El lema del gobierno de Salmerón fue el «imperio de la ley», lo que suponía que para salvar la República había que acabar con carlistas y cantonales. Para sofocar la rebelión cantonal tomó medidas duras como destituir a los gobernadores civiles, alcaldes y militares que habían apoyado de alguna forma a los cantonalistas y a continuación nombró a generales contrarios a la República Federal como Manuel Pavía o Arsenio Martínez Campos para que mandaran las expediciones militares a Andalucía y a Valencia, respectivamente. «Además, movilizó a los reservistas, aumentó la Guardia Civil con 30 000 hombres, nombró delegados del Gobierno en las provincias con las mismas atribuciones que el Ejecutivo.
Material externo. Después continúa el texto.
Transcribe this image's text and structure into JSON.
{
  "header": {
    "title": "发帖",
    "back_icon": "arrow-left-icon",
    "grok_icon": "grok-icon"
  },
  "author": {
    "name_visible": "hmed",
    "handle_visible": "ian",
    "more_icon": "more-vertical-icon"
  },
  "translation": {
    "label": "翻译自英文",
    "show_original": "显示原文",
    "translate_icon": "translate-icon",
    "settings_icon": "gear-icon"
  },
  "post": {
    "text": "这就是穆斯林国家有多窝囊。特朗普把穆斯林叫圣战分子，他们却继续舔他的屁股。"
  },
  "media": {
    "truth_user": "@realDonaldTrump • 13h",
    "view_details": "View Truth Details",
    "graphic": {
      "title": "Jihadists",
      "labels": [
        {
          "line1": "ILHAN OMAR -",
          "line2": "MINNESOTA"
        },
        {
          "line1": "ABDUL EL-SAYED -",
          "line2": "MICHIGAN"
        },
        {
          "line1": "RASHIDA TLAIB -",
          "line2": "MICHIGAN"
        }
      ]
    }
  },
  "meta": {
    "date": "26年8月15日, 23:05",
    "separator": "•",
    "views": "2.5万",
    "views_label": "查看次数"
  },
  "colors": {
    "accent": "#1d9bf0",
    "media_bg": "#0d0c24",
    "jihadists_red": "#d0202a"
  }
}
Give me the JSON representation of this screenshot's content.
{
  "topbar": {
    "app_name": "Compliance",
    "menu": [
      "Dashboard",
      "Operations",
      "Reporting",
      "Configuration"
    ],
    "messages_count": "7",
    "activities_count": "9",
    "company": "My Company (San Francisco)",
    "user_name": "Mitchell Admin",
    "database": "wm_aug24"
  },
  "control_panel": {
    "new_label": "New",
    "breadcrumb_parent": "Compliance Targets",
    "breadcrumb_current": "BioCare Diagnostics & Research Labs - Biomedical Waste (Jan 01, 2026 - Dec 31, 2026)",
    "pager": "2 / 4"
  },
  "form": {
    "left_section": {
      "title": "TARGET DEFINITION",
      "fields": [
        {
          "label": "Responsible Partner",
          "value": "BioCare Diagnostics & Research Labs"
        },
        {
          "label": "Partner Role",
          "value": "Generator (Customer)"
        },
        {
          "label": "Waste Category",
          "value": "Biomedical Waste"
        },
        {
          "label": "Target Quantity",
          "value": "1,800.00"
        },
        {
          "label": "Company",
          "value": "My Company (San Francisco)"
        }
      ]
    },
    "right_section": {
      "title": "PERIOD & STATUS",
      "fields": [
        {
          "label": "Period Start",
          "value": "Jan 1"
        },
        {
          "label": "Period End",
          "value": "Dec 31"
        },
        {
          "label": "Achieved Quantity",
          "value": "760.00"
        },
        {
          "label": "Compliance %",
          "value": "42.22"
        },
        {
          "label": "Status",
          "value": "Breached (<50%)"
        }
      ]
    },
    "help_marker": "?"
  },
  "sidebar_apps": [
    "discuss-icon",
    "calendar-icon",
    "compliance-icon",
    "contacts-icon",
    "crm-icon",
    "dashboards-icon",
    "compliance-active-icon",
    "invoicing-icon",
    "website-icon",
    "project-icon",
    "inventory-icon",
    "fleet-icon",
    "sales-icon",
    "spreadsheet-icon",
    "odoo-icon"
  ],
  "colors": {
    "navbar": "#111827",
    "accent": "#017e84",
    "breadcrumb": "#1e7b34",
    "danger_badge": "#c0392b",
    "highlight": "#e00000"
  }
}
Autorizó a las Diputaciones a imponer contribuciones de guerra y a organizar cuerpos armados provinciales...».[289] Gracias a estas medidas fueron sometidos uno tras otro los distintos cantones, excepto el de Málaga, que no caería hasta el 19 de septiembre y el de Cartagena que resistiría hasta el 12 de enero de 1874.
El general Manuel Pavía y las fuerzas que estaban a su mando partieron el 21 de julio desde Madrid para Andalucía en dos trenes, aunque no llegaron a Córdoba hasta dos días después a causa de que la vía estaba interceptada en Despeñaperros, lo que les obligó a desviarse por Ciudad Real y Badajoz. El día anterior a su llegada el general Domingo Ripoll, que iba a ser relevado por el general Pavía, había conseguido desbaratar el intento de proclamación del cantón de Córdoba por parte de los "Voluntarios de la República" que habían acudido a la capital desde los pueblos de la provincia ―y también el conato de insurrección en Écija disolviendo la Junta mediante el envío de un telegrama conciliador―,[290] aunque el mérito se lo atribuyó después el general Pavía quien afirmó que las fuerzas cantonalistas se disolvieron al producirse su llegada a la capital cordobesa. La primera medida que tomó Pavía fue restablecer la disciplina de las tropas recurriendo a métodos expeditivos y a continuación se dispuso a atacar el cantón de Sevilla porque su caída desmoralizaría al resto de cantones de Andalucía. Las tropas de Pavía partieron de Córdoba en dirección a Sevilla el 26 de julio.[291][290]
La defensa de Sevilla fue organizada por el general Fernando Pierrad, que había llegado a Sevilla el día 27 de julio y en quien el Comité de Salud Pública había resignado sus poderes. Se reforzaron las barricadas, dotadas con artillería ―estaba previsto incendiarlas cuando corrieran peligro de ser rebasadas―, y Pierrad lanzó una proclama que decía: «¡Viva la República Federal Democrática y Social, con todas sus consecuencias legítimas, lógicas y naturales». Ante la inminencia de la llegada de las fuerzas «centralistas» muchas personas habían abandonado la ciudad, y otras se habían refugiado en las iglesias.[292] Además se extendieron las deserciones entre los voluntarios y se acentuaron las disensiones entre los dirigentes de la insurrección.[293]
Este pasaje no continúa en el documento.